The pieces click together with horrible clarity.
All my careful political maneuvering: the evening designed to bring together ranchers and politicians; my brilliant strategy of positioning Martinez as their savior, the man who could solve their crisis with a single phone call—I was dancing to Martinez's tune from the very beginning.
He’d created the problem so he could offer the solution.
It’s brilliant. He positioned himself as the only hope while holding the knife to the family’s throat, forcing Wyatt to marry Brittney.
And I walked right into his trap, dragging the Halloway family with me.
I can’t believe he played me.
My brain fog clears and gears chug back to life.
Actually, Martinez probably didn’t expect the Halloways to hire me. He probably assumed he’d be dealing with Wyatt and maybe Sarah—who is a formidable opponent in her own right but who wouldn’t have the ability to put any real pressure on him.
I look at the game board from his position and see the way he countered my moves. But there was one thing he couldn’t foresee and that was Wyatt falling in love with me. He didn’t foresee it, but he didn’t think it would be a problem.
That’s where he’s wrong.
I’m the trump card and it’s about time I started acting like it. "Janet, can you get me copies of those records? The filing dates, correspondence, everything?"
"Of course," she says immediately. "I'll have them to you by this afternoon. Something's not right about all this, is it?"
"No," I say, but I’m smiling wickedly. "Something's very, very wrong."

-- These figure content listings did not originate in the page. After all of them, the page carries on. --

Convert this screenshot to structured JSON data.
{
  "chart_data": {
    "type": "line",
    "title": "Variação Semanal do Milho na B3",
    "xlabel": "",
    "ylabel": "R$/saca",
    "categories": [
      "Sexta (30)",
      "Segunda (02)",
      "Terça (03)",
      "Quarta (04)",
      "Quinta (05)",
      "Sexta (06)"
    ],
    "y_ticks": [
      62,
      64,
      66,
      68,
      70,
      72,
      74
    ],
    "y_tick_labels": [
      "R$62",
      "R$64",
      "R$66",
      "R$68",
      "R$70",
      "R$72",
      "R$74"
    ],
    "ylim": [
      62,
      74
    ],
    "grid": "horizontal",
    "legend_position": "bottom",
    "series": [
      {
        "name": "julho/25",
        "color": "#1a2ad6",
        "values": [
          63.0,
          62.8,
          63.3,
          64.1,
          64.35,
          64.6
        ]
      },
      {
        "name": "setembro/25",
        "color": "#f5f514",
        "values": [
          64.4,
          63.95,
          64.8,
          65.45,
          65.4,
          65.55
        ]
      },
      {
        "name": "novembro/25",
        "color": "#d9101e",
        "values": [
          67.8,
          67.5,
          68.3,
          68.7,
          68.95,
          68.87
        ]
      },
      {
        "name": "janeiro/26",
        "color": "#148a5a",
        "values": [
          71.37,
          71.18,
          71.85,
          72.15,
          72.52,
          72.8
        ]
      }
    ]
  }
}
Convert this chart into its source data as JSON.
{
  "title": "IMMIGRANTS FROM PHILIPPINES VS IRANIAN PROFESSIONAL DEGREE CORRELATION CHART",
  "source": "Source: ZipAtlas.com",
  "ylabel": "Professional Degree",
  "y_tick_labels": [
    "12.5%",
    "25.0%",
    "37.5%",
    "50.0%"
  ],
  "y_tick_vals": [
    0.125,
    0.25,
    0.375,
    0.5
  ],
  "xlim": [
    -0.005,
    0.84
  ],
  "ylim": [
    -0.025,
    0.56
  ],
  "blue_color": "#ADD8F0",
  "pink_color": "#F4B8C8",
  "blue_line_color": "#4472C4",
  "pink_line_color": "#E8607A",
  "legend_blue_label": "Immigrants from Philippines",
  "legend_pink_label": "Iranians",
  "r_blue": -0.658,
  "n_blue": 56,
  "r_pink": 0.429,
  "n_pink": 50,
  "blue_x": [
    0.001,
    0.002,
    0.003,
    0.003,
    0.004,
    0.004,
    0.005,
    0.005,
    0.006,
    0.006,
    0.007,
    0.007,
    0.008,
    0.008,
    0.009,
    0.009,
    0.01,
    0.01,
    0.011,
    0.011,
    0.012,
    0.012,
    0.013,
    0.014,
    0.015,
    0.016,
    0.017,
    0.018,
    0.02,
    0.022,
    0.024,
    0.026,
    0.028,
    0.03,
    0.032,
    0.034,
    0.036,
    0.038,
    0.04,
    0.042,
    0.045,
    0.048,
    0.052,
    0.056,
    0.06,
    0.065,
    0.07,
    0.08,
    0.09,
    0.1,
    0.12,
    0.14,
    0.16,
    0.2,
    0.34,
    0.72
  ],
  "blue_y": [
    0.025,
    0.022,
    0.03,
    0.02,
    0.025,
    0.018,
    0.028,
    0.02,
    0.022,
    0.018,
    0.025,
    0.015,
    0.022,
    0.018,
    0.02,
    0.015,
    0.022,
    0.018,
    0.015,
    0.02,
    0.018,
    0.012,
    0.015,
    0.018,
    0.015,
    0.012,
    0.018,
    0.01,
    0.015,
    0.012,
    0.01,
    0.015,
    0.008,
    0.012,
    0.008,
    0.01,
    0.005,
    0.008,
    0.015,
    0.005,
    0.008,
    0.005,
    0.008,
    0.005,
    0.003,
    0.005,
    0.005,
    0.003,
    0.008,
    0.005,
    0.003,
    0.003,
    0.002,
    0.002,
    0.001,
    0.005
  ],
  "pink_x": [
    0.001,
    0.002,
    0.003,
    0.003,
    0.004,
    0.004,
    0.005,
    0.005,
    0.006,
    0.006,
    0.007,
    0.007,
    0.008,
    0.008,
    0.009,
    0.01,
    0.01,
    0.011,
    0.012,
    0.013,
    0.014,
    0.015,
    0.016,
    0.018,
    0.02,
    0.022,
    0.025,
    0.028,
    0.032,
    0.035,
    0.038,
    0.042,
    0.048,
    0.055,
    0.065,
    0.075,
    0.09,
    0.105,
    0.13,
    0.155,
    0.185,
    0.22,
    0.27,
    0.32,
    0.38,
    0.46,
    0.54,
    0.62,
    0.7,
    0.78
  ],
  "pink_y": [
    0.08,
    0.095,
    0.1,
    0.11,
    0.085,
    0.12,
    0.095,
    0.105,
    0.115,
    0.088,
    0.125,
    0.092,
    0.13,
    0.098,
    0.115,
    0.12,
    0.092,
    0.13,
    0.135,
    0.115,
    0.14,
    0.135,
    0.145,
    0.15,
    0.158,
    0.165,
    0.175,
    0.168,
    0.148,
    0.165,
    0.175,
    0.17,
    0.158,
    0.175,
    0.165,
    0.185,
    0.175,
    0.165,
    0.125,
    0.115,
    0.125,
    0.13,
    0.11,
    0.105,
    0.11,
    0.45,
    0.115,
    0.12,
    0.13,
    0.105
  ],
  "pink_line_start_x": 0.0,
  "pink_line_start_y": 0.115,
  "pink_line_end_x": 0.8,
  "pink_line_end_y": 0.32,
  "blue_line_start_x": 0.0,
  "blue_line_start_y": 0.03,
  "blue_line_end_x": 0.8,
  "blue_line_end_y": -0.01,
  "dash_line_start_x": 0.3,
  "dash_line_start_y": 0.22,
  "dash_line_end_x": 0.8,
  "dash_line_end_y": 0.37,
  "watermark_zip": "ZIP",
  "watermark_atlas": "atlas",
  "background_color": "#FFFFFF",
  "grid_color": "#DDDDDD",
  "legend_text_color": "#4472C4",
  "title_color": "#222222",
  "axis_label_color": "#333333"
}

After I hang up with Janet, I sit down to map out what happened. When I fill a sheet of paper, I tear it off and lay it next to the one before until I have a full timeline. The picture is diabolical and disturbing on so many levels.
Martinez used his own daughter as both bait and beneficiary, betting that Wyatt's honor and loyalty to his family would bind him more effectively than any feelings he may or may not have had for Brittney.
The violation of the trust instilled in him as a public figure makes disgust rise in my throat. Using federal agencies as weapons to play matchmaker for his spoiled child is disgusting and I’m betting voters will feel the same way I do about it.
But what makes me furious is how he weaponized Wyatt's loyalty—his best quality—into a trap that would lock him into a miserable life he never chose.
My professional anger and personal rage are feeding off each other now, building into something that feels powerful and dangerous. Senator Martinez has no idea what he's unleashed.
If Martinez can manipulate federal agencies this easily—what else is he capable of? The anonymous threats that have been haunting me suddenly take on new meaning. Was that him too, trying to drive me away before I could interfere with his daughter's prize?
Something cold and calculating settles in my chest, pushing aside the heartbreak and guilt until all that remains is a quest to right a wrong.
Yet even as this clarity fuels my determination, a hollow ache remains. This revelation doesn't change what matters most. The baby. The innocent life.
Wyatt is still having a baby with another woman.
And he never once mentioned to me that there was even a possibility—not during our time in Jackson Hole, not during those quiet evenings on the porch when I thought we were sharing everything.
I know Jess would tell me that it happened before we were together and that I should let it go but I can’t, not when there’s a child involved.
Because I know that Wyatt will forever be tied to Brittney through that kid.
He has to be. Exposing Martinez won't magically fix any of that.
Martinez made a critical mistake: he underestimated me. I'm not going to disappear from the world as Wyatt's heartbroken ex-girlfriend, devastated and defeated.
I'm a political strategist and a cowgirl who knows how to fight dirty when the situation calls for it.
I will win, but I will also lose so that Wyatt’s baby doesn’t have to.